À cela s’ajoutent les enjeux énergétiques et les tensions croissantes autour des matières premières du continent africain. Autant de défis qui ont conduit la première responsable de l’APD à affirmer que « les nouveaux rapports de force stratégiques entre l’Europe et l’Afrique ne se limitent pas seulement à des considérations sécuritaires, mais s’étendent également à des enjeux économiques et diplomatiques qui redéfiniront l’avenir des deux continents ».

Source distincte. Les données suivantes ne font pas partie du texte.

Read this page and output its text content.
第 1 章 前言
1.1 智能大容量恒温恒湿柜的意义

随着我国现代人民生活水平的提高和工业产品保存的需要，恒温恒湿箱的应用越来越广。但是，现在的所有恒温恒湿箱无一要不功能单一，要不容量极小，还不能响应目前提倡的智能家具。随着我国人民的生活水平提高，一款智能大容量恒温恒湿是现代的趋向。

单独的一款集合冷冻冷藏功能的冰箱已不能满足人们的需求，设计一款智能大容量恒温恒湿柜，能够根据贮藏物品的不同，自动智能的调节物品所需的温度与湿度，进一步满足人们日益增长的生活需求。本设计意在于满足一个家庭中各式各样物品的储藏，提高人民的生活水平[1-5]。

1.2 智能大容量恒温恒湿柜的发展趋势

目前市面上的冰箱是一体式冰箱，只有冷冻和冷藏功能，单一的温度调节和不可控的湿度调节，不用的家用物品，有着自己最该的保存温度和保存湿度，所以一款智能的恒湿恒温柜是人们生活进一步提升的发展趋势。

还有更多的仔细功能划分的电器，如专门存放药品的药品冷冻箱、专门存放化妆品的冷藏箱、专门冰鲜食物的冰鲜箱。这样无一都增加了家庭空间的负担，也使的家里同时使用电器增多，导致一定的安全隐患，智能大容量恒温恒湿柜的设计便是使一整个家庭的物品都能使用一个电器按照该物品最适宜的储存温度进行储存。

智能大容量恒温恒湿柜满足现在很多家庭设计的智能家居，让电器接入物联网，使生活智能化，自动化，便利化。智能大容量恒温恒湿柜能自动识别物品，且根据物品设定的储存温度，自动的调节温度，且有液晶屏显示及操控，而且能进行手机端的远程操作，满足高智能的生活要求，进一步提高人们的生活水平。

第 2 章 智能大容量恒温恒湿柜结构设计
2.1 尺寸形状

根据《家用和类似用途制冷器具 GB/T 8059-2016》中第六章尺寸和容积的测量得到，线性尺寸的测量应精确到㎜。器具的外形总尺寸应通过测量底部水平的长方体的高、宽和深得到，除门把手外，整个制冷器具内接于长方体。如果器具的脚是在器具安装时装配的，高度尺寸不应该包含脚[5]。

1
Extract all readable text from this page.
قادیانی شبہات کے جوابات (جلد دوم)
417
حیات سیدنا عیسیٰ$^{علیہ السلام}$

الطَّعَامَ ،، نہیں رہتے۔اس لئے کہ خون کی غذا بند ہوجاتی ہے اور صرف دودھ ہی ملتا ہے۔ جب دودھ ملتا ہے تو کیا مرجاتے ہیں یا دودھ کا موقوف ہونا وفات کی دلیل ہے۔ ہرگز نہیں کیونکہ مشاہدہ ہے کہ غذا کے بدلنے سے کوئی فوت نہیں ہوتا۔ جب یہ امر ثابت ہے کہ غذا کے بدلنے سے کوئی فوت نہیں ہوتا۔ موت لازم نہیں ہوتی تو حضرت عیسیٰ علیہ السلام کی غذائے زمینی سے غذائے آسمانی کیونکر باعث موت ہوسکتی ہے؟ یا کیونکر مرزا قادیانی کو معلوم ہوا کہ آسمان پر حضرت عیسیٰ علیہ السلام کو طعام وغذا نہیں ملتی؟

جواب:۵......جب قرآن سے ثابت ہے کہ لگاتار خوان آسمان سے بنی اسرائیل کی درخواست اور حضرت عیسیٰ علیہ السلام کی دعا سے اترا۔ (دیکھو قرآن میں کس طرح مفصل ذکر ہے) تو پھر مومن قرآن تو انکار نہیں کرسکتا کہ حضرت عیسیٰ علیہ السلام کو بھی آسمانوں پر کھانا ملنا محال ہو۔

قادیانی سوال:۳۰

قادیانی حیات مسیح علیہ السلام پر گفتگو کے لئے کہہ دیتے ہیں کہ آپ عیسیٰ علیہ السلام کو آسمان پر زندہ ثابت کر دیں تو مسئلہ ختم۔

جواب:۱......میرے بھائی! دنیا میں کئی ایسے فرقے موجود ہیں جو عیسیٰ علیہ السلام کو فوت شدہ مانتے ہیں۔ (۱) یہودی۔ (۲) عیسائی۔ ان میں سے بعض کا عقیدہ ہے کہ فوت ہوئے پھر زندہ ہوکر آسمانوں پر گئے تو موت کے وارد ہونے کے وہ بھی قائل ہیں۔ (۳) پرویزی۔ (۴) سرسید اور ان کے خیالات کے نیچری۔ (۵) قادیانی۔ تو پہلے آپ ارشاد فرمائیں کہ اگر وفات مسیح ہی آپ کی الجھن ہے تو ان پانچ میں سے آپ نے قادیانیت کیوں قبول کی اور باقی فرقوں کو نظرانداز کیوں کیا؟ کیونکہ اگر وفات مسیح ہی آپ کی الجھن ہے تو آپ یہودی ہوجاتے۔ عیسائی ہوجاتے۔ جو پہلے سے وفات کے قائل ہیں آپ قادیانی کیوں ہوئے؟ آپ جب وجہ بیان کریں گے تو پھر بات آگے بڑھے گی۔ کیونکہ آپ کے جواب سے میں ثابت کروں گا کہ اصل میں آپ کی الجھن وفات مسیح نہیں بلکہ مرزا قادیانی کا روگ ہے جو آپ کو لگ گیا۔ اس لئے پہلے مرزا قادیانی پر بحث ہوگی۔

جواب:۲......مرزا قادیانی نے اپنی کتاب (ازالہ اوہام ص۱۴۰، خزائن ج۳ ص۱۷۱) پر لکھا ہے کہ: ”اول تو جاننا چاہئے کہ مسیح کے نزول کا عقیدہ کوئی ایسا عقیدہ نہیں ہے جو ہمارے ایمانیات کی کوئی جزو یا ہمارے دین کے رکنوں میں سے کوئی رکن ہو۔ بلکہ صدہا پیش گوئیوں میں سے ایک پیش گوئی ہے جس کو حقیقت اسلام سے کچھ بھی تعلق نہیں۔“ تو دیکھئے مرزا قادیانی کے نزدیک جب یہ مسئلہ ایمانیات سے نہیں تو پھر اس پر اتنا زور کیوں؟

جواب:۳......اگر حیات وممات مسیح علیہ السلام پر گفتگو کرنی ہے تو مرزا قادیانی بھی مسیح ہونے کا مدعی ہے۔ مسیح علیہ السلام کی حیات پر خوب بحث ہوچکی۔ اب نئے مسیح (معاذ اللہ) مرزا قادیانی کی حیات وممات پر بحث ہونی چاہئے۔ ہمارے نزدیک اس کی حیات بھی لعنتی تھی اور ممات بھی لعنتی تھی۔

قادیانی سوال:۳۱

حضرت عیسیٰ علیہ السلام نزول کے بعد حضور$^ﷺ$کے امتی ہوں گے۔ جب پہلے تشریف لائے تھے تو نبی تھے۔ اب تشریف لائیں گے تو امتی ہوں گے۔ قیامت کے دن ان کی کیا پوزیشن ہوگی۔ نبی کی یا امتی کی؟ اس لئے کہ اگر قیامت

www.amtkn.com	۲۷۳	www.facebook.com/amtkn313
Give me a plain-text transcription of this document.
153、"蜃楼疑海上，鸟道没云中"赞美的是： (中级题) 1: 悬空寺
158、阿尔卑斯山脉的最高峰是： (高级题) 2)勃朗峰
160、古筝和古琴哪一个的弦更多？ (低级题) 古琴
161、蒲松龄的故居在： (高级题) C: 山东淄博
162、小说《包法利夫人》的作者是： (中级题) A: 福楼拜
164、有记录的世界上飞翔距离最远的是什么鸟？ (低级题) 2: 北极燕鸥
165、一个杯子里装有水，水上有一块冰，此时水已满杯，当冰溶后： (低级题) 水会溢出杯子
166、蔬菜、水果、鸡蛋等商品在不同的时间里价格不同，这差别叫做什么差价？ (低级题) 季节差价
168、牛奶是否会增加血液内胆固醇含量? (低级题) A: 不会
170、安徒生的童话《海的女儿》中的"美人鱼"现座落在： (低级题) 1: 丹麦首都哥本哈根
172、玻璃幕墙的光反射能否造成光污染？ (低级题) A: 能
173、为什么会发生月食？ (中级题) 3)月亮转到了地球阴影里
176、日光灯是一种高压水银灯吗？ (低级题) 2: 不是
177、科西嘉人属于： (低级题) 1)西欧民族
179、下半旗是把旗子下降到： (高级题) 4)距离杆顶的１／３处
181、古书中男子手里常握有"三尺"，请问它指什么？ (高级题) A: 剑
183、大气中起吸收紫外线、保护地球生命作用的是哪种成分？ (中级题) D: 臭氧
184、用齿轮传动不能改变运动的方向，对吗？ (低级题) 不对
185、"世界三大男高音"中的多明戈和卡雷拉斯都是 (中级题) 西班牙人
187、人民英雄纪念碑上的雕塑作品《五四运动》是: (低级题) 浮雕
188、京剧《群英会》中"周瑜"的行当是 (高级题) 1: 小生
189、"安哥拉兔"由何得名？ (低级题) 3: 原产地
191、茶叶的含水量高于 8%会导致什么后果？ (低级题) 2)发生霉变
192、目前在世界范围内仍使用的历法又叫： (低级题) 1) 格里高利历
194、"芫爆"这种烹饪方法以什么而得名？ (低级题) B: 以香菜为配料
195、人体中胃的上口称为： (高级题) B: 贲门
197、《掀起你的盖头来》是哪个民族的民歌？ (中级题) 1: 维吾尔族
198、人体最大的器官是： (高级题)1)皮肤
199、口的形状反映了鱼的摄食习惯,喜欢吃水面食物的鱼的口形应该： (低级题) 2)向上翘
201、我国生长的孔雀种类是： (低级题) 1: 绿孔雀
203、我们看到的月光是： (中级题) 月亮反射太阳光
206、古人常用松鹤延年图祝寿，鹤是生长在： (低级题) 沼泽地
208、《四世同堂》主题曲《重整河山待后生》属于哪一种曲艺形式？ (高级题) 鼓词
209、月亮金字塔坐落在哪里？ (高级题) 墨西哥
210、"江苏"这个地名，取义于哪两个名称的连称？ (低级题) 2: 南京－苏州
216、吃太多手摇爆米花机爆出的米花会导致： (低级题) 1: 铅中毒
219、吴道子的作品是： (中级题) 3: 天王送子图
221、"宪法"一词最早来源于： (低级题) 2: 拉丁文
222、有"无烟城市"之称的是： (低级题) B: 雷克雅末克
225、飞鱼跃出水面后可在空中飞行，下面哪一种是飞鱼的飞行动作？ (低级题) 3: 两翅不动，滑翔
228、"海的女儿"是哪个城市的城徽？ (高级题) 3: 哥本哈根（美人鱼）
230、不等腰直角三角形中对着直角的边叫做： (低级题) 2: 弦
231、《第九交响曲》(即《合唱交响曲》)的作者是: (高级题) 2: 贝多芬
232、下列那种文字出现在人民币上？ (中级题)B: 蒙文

L’APD au cœur des nouvelles réalités

Apportant son expertise éclairée aux diverses préoccupations soulevées par madame Jirari et ses membres, Alain Juillet a trouvé légitime le vent de souveraineté qui souffle sur l’Afrique, ainsi que le sentiment de nationalisme croissant qui s’y développe. « De nombreux pays aspirent à réduire leur dépendance vis-à-vis de l’aide extérieure, et il est probable que les relations économiques évolueront vers plus d’autonomie. Cela pourrait transformer le rôle des partenaires extérieurs, qui devront s’adapter à ces nouvelles réalités », a-t-il affirmé. Quant au déclin de l’hégémonie de la France sur ses ex-colonies, il l’explique en partie par la méconnaissance profonde qu’ont la plupart des présidents français du continent africain. Il a précisé que la politique française est tiraillée entre une droite consciente de l’importance du continent et une gauche, influencée par le “wokisme“, développant un sentiment de culpabilité lié au passé colonial. Ce qui freine toute implication et limite les initiatives, pourtant bénéfiques aux Africains.

Financer le développement

En ce qui concerne les perspectives économiques mondiales, Alain Juillet a assuré que, s’il est indéniable que l’Afrique connaît l’un des meilleurs taux de croissance au monde, le manque d’industrialisation et de liquidité freine son développement. « Les banques centrales devraient jouer un rôle plus actif dans la recherche de financements, mais l’instabilité politique, notamment dans les régimes militaires, dissuade souvent les investisseurs à long terme, qui exigent une visibilité sur 20 à 30 ans pour engager leurs capitaux », a-t-il déclaré.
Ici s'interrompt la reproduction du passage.